Many of today’s artificial intelligence, or AI, systems spend their time repeating themselves.
Every time an AI system analyzes data to generate a prediction, recommendation or decision, it must move information between databases and machine learning software. That process is often surprisingly inefficient. Across large-scale online systems, the wasted computation adds up fast. In many companies, the biggest expense is no longer training AI models but continuously running them on streams of incoming data — a process researchers say can account for up to 90% of machine learning costs.
Jia Zou is an assistant professor of computer science and engineering in the School of Computing and Augmented Intelligence, part of the Ira A. Fulton Schools of Engineering at Arizona State University. While much of the AI industry focuses on building larger and more powerful models, Zou is trying to solve a different problem. Her research focuses on the enormous amount of wasted computation hidden inside modern AI systems.
“There’s a huge opportunity right now to make AI systems more efficient,” Zou says. “By eliminating redundant computations and data transfers, while intelligently scheduling co-optimization techniques, we can reduce costs and dramatically improve response times.”
For the past several years, funded by the U.S. National Science Foundation, Zou and her collaborators have been building systems that allow databases and AI models to work together more efficiently. Instead of constantly moving information back and forth between separate systems, their projects, InferF and CactusDB, keep data processing and AI analysis in the same place, reducing wasted computation and speeding up responses.
Teaching AI systems to stop wasting work
Much of that inefficiency comes from the way modern AI systems are built. In most companies, data storage and AI processing still happen in separate systems. Information must be retrieved from databases, transferred into machine learning software, analyzed and then sent back again, a process that consumes time, energy and computing power.
“Jumping between the database system and the machine learning system creates a lot of problems,” Zou says.
Those problems include privacy risks, data transfer costs and sluggish response times. But they also create wasted computation.
That inefficiency is the focus of InferF, a new system developed by Zou and her team that was recently presented in June at the 2026 ACM SIGMOD/PODS Conference in Bengaluru, India, one of the field’s leading conferences for database research.
The project tackles a common problem in modern AI systems. Companies often combine information from multiple databases before sending it to AI models for analysis. But that process can unintentionally duplicate huge amounts of data, forcing AI systems to perform the same computations repeatedly.
In the paper submitted to the conference, the researchers cited an example involving the Internet Movie Database, or IMDb. The platform’s original structured data requires only about 1.2 gigabytes of storage. But after the data is combined through a series of operations, the resulting dataset can swell to more than a terabyte.
That explosion consumes storage space and generates computational waste. InferF attempts to solve this problem by breaking AI workloads into smaller pieces that can run closer to where the data already lives, reducing repeated computation and unnecessary data movement.

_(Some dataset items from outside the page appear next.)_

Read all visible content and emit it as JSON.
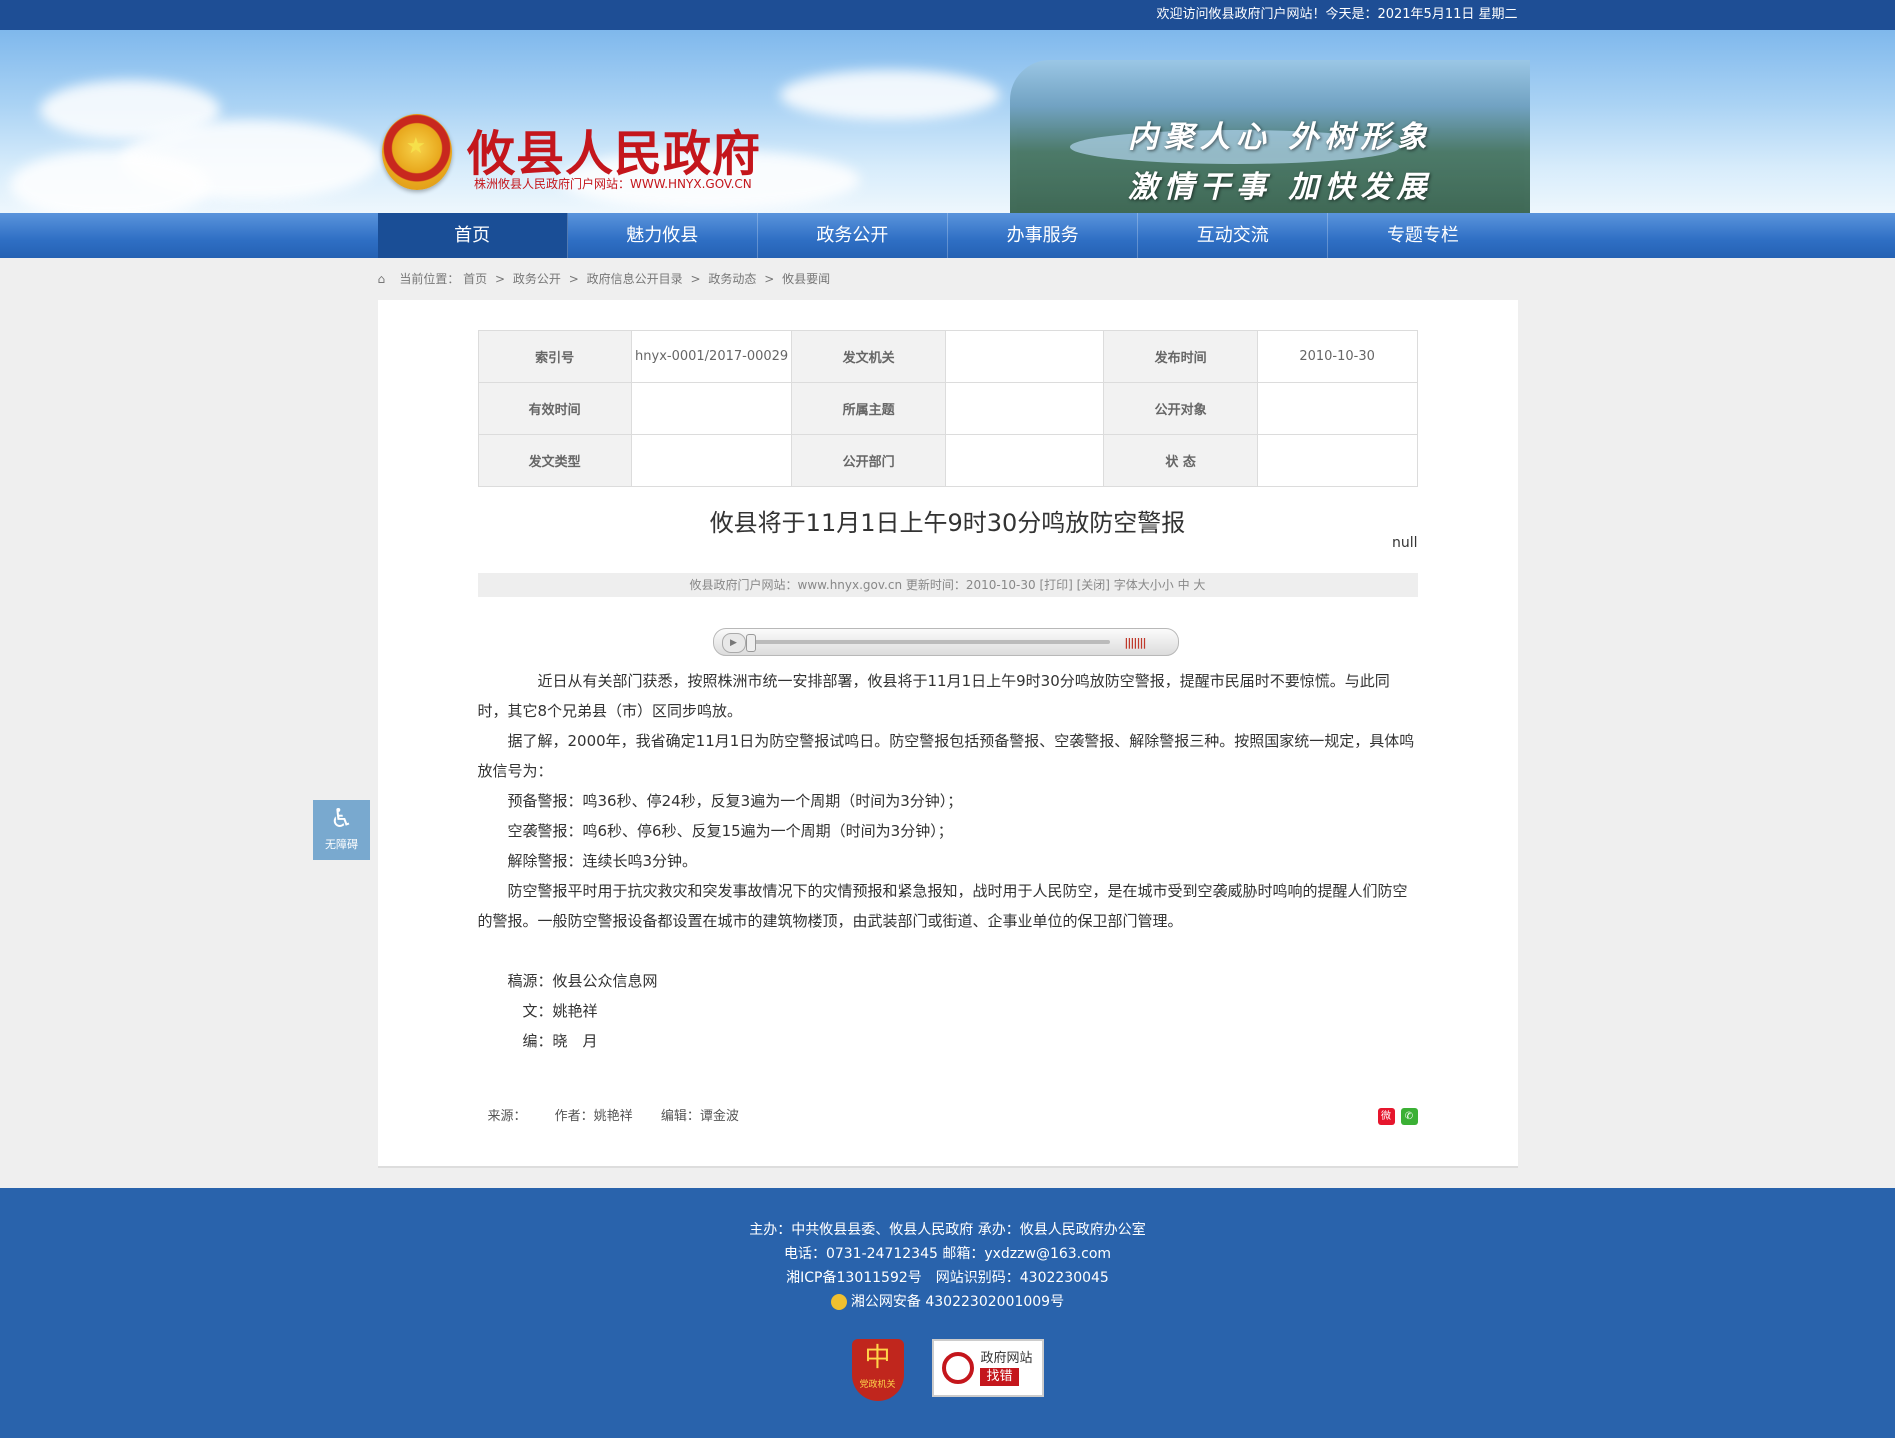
{
  "topbar": {
    "welcome": "欢迎访问攸县政府门户网站！今天是：2021年5月11日 星期二"
  },
  "header": {
    "title": "攸县人民政府",
    "subtitle": "株洲攸县人民政府门户网站：WWW.HNYX.GOV.CN",
    "slogan_line1": "内聚人心 外树形象",
    "slogan_line2": "激情干事 加快发展"
  },
  "nav": {
    "items": [
      "首页",
      "魅力攸县",
      "政务公开",
      "办事服务",
      "互动交流",
      "专题专栏"
    ]
  },
  "breadcrumb": {
    "label": "当前位置：",
    "items": [
      "首页",
      "政务公开",
      "政府信息公开目录",
      "政务动态",
      "攸县要闻"
    ],
    "sep": ">"
  },
  "meta": {
    "index_no_label": "索引号",
    "index_no": "hnyx-0001/2017-00029",
    "issuer_label": "发文机关",
    "issuer": "",
    "pub_date_label": "发布时间",
    "pub_date": "2010-10-30",
    "valid_label": "有效时间",
    "valid": "",
    "topic_label": "所属主题",
    "topic": "",
    "audience_label": "公开对象",
    "audience": "",
    "doc_type_label": "发文类型",
    "doc_type": "",
    "dept_label": "公开部门",
    "dept": "",
    "status_label": "状 态",
    "status": ""
  },
  "article": {
    "title": "攸县将于11月1日上午9时30分鸣放防空警报",
    "null_mark": "null",
    "info_bar": "攸县政府门户网站：www.hnyx.gov.cn   更新时间：2010-10-30  [打印]  [关闭]   字体大小小 中 大",
    "paragraphs": [
      "近日从有关部门获悉，按照株洲市统一安排部署，攸县将于11月1日上午9时30分鸣放防空警报，提醒市民届时不要惊慌。与此同时，其它8个兄弟县（市）区同步鸣放。",
      "据了解，2000年，我省确定11月1日为防空警报试鸣日。防空警报包括预备警报、空袭警报、解除警报三种。按照国家统一规定，具体鸣放信号为：",
      "预备警报：鸣36秒、停24秒，反复3遍为一个周期（时间为3分钟）；",
      "空袭警报：鸣6秒、停6秒、反复15遍为一个周期（时间为3分钟）；",
      "解除警报：连续长鸣3分钟。",
      "防空警报平时用于抗灾救灾和突发事故情况下的灾情预报和紧急报知，战时用于人民防空，是在城市受到空袭威胁时鸣响的提醒人们防空的警报。一般防空警报设备都设置在城市的建筑物楼顶，由武装部门或街道、企事业单位的保卫部门管理。"
    ],
    "credits": [
      "稿源：攸县公众信息网",
      "文：姚艳祥",
      "编：晓　月"
    ]
  },
  "foot_meta": {
    "source": "来源：",
    "author": "作者：姚艳祥",
    "editor": "编辑：谭金波"
  },
  "accessibility": {
    "label": "无障碍"
  },
  "footer": {
    "line1": "主办：中共攸县县委、攸县人民政府 承办：攸县人民政府办公室",
    "line2": "电话：0731-24712345 邮箱：yxdzzw@163.com",
    "line3": "湘ICP备13011592号　网站识别码：4302230045",
    "line4": "湘公网安备 43022302001009号",
    "badge1": "党政机关",
    "badge2_top": "政府网站",
    "badge2_bottom": "找错"
  }
}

According to the researchers, the system was up to 11.3 times faster than existing approaches.
From board games to big data
To solve that problem, CactusDB borrows ideas from the same family of search algorithms that helped power AlphaGo, the AI gaming system that defeated world champion Go player Lee Sedol in 2016.

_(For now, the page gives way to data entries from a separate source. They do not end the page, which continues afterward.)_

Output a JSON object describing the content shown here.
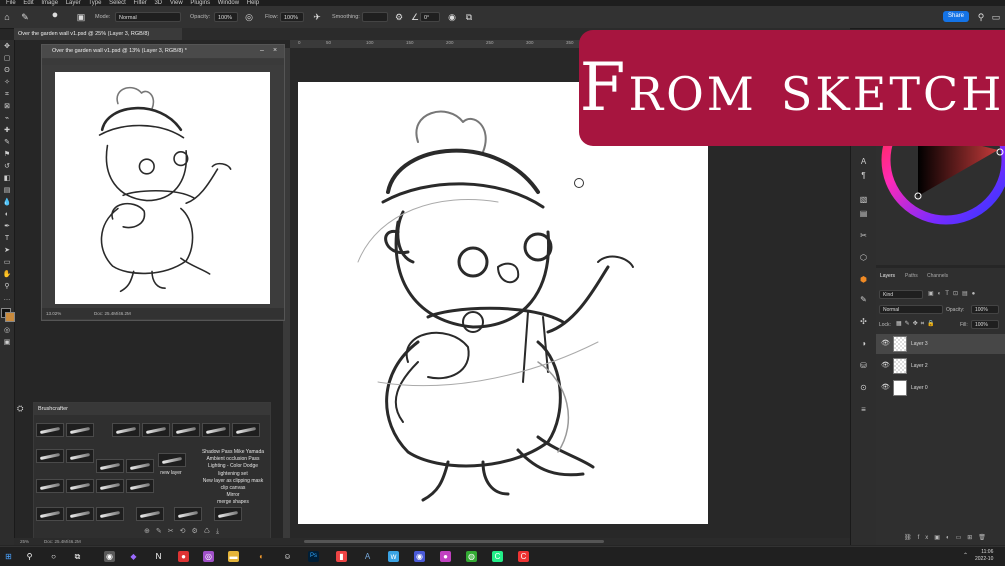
{
  "menu": [
    "File",
    "Edit",
    "Image",
    "Layer",
    "Type",
    "Select",
    "Filter",
    "3D",
    "View",
    "Plugins",
    "Window",
    "Help"
  ],
  "options_bar": {
    "mode_label": "Mode:",
    "mode_value": "Normal",
    "opacity_label": "Opacity:",
    "opacity_value": "100%",
    "flow_label": "Flow:",
    "flow_value": "100%",
    "smoothing_label": "Smoothing:",
    "angle_value": "0°",
    "share_label": "Share"
  },
  "document_tab": "Over the garden wall v1.psd @ 25% (Layer 3, RGB/8)",
  "ruler_ticks": [
    "0",
    "50",
    "100",
    "150",
    "200",
    "250",
    "300",
    "350",
    "400",
    "450",
    "500"
  ],
  "float_window": {
    "title": "Over the garden wall v1.psd @ 13% (Layer 3, RGB/8) *",
    "zoom": "13.02%",
    "doc_info": "Doc: 25.4M/46.2M"
  },
  "brush_panel": {
    "title": "Brushcrafter",
    "notes": [
      "Shadow Pass Mike Yamada",
      "Ambient occlusion Pass",
      "Lighting - Color Dodge",
      "lightening set",
      "New layer as clipping mask",
      "clip canvas",
      "Mirror",
      "merge shapes",
      "new layer"
    ]
  },
  "layers_panel": {
    "tabs": [
      "Layers",
      "Paths",
      "Channels"
    ],
    "kind_filter": "Kind",
    "blend_mode": "Normal",
    "opacity_label": "Opacity:",
    "opacity_value": "100%",
    "lock_label": "Lock:",
    "fill_label": "Fill:",
    "fill_value": "100%",
    "layers": [
      {
        "name": "Layer 3"
      },
      {
        "name": "Layer 2"
      },
      {
        "name": "Layer 0"
      }
    ]
  },
  "status_bar": {
    "zoom": "25%",
    "doc_info": "Doc: 25.4M/46.2M"
  },
  "taskbar": {
    "time": "11:06",
    "date": "2022-10"
  },
  "banner": {
    "text": "From sketch"
  },
  "colors": {
    "banner_bg": "#a7153f",
    "accent": "#1473e6",
    "ps_blue": "#31a8ff"
  }
}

Today, most companies process data and run AI models in separate systems. A database retrieves the information, then another system runs the AI model, and the results are passed back again. CactusDB combines those steps into a single system that plans them together.

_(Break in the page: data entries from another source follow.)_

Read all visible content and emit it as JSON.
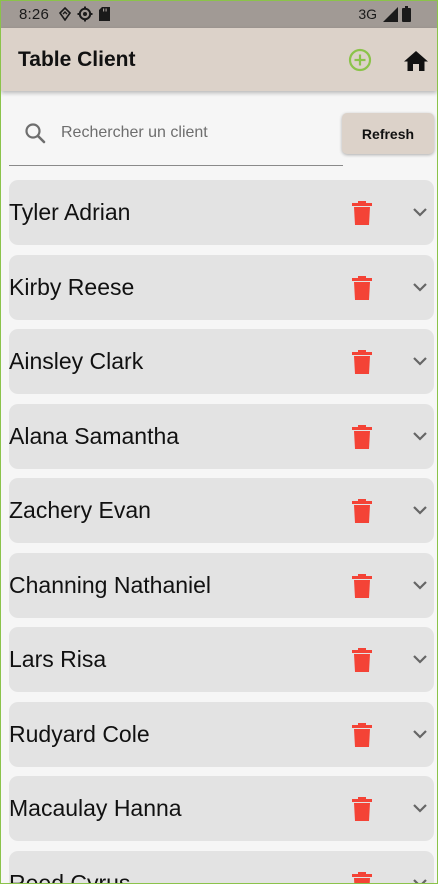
{
  "status_bar": {
    "time": "8:26",
    "network": "3G",
    "icons": [
      "location-icon",
      "settings-gear-icon",
      "sd-card-icon",
      "signal-icon",
      "battery-icon"
    ]
  },
  "app_bar": {
    "title": "Table Client",
    "add_icon": "add-circle-icon",
    "home_icon": "home-icon"
  },
  "search": {
    "placeholder": "Rechercher un client",
    "value": "",
    "refresh_label": "Refresh"
  },
  "clients": [
    {
      "name": "Tyler Adrian"
    },
    {
      "name": "Kirby Reese"
    },
    {
      "name": "Ainsley Clark"
    },
    {
      "name": "Alana Samantha"
    },
    {
      "name": "Zachery Evan"
    },
    {
      "name": "Channing Nathaniel"
    },
    {
      "name": "Lars Risa"
    },
    {
      "name": "Rudyard Cole"
    },
    {
      "name": "Macaulay Hanna"
    },
    {
      "name": "Reed Cyrus"
    }
  ],
  "colors": {
    "app_bar": "#dcd2c9",
    "status_bar": "#a19a95",
    "add_icon": "#8bc34a",
    "delete_icon": "#f44336",
    "card": "#e3e3e3"
  }
}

When a request comes in, the software evaluates different ways of organizing the task before it runs. It determines where computations should happen, how data should move through the system and which operations can be combined or avoided entirely. The goal is to reduce unnecessary computation and minimize the amount of data being transferred between systems.
To help make those decisions efficiently, CactusDB uses a technique called the Monte Carlo tree search, which allows the system to quickly identify promising execution strategies without exhaustively testing every possibility.
“So, database systems originally just manage data,” Zou says. “But now in our system, databases can also be used to manage models.”
In benchmark tests, the researchers reported speed improvements of up to 441 times faster than alternative systems.
The approach could become increasingly important as AI systems move into environments where computing power, energy and internet connectivity are limited.
Beyond bigger models
Zou’s team is already exploring applications with medical researchers and civil engineers. One collaboration involves helping clinicians quickly find and synthesize information from large collections of medical records. Another focuses on helping engineers analyze data from smart buildings, where AI tools could help identify patterns in energy use and building performance.
“In these scenarios, there is a huge amount of data to process, but people still need answers quickly,” Zou says. “Our goal is to make these systems faster and more efficient.”
As AI use expands, the cost of wasted computation is no longer only a technical problem. These systems require enormous amounts of electricity, cooling and infrastructure. Recent ASU research found that heat from large data centers can raise temperatures in nearby neighborhoods by as much as 4 degrees Fahrenheit.
If AI is going to scale into hospitals, buildings, financial systems and everyday services, simply building bigger models may not be enough. The future of machine learning may also depend on teaching those systems how to waste less.